Словом, вопрос о средствах к существованию встал очень остро с первого дня. Берберова знала, что найти хоть сколько-нибудь квалифицированную службу будет непросто. Об этом говорил пример нескольких знакомых, и в частности Галины Кузнецовой, приехавшей в Америку полтора года назад и жившей вместе с М. А. Степун тоже в Нью-Йорке. Отправившись к ним практически сразу по приезде, Берберова выяснила, что Кузнецова сумела устроиться только в качестве «прислуги»78. Правда, Галина Николаевна даже не пыталась учить английский, тогда как Берберова считала знание языка первейшим условием выживания. Да и в смысле характеров (независимости, целеустремленности и трудоспособности) Берберова и Кузнецова радикально отличались друг от друга79.
И хотя необходимость взяться за любую, даже «черную» работу Берберова исключить для себя не могла, она, несомненно, надеялась найти что-то более соответствующее своим интересам и квалификации. В этом ее горячо убеждала и Цетлина, которая сразу запретила ей «думать о кутюре, ведении хозяйства, состоянии при старухах 150 дол<ларов> в мес<яц> на всем готовом и завещание в пользу и пр<очих> деклассирующих человека джобах»80.

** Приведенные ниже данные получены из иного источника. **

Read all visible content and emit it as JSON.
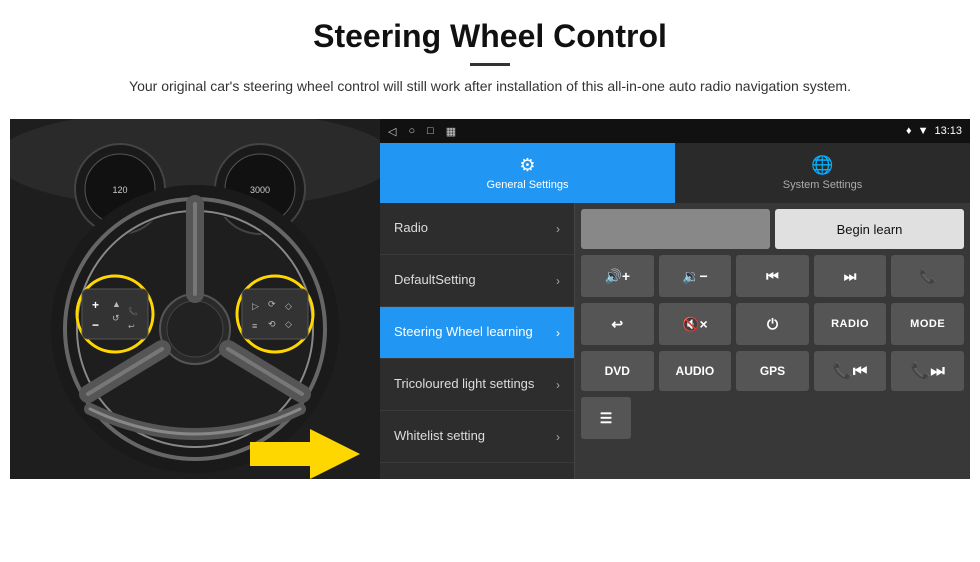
{
  "header": {
    "title": "Steering Wheel Control",
    "subtitle": "Your original car's steering wheel control will still work after installation of this all-in-one auto radio navigation system."
  },
  "statusBar": {
    "time": "13:13",
    "icons": [
      "◁",
      "○",
      "□",
      "▦"
    ]
  },
  "tabs": [
    {
      "id": "general",
      "label": "General Settings",
      "icon": "⚙",
      "active": true
    },
    {
      "id": "system",
      "label": "System Settings",
      "icon": "🌐",
      "active": false
    }
  ],
  "menuItems": [
    {
      "id": "radio",
      "label": "Radio",
      "active": false
    },
    {
      "id": "default",
      "label": "DefaultSetting",
      "active": false
    },
    {
      "id": "steering",
      "label": "Steering Wheel learning",
      "active": true
    },
    {
      "id": "tricoloured",
      "label": "Tricoloured light settings",
      "active": false
    },
    {
      "id": "whitelist",
      "label": "Whitelist setting",
      "active": false
    }
  ],
  "controls": {
    "beginLearnLabel": "Begin learn",
    "row1": [
      {
        "id": "vol-up",
        "symbol": "🔊+",
        "label": "🔊+"
      },
      {
        "id": "vol-down",
        "symbol": "🔉−",
        "label": "🔉−"
      },
      {
        "id": "prev-track",
        "symbol": "⏮",
        "label": "⏮"
      },
      {
        "id": "next-track",
        "symbol": "⏭",
        "label": "⏭"
      },
      {
        "id": "phone",
        "symbol": "📞",
        "label": "📞"
      }
    ],
    "row2": [
      {
        "id": "hang-up",
        "symbol": "↩",
        "label": "↩"
      },
      {
        "id": "mute",
        "symbol": "🔇",
        "label": "🔇×"
      },
      {
        "id": "power",
        "symbol": "⏻",
        "label": "⏻"
      },
      {
        "id": "radio-btn",
        "symbol": "RADIO",
        "label": "RADIO"
      },
      {
        "id": "mode",
        "symbol": "MODE",
        "label": "MODE"
      }
    ],
    "row3": [
      {
        "id": "dvd",
        "symbol": "DVD",
        "label": "DVD"
      },
      {
        "id": "audio",
        "symbol": "AUDIO",
        "label": "AUDIO"
      },
      {
        "id": "gps",
        "symbol": "GPS",
        "label": "GPS"
      },
      {
        "id": "tel-prev",
        "symbol": "📞⏮",
        "label": "📞⏮"
      },
      {
        "id": "tel-next",
        "symbol": "📞⏭",
        "label": "📞⏭"
      }
    ],
    "row4": [
      {
        "id": "list-icon",
        "symbol": "≡",
        "label": "≡"
      }
    ]
  }
}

Прямо в день приезда Берберова созвонилась со своим давним знакомым, историком Б. И. Николаевским, в свое время тоже переехавшим в Нью-Йорк, и была у него уже на следующее утро. Николаевский обещал постараться помочь с устройством на «Голос Америки»: «писать и вещать»81. Но несмотря на его усилия, получить эту работу Берберовой тогда не удалось.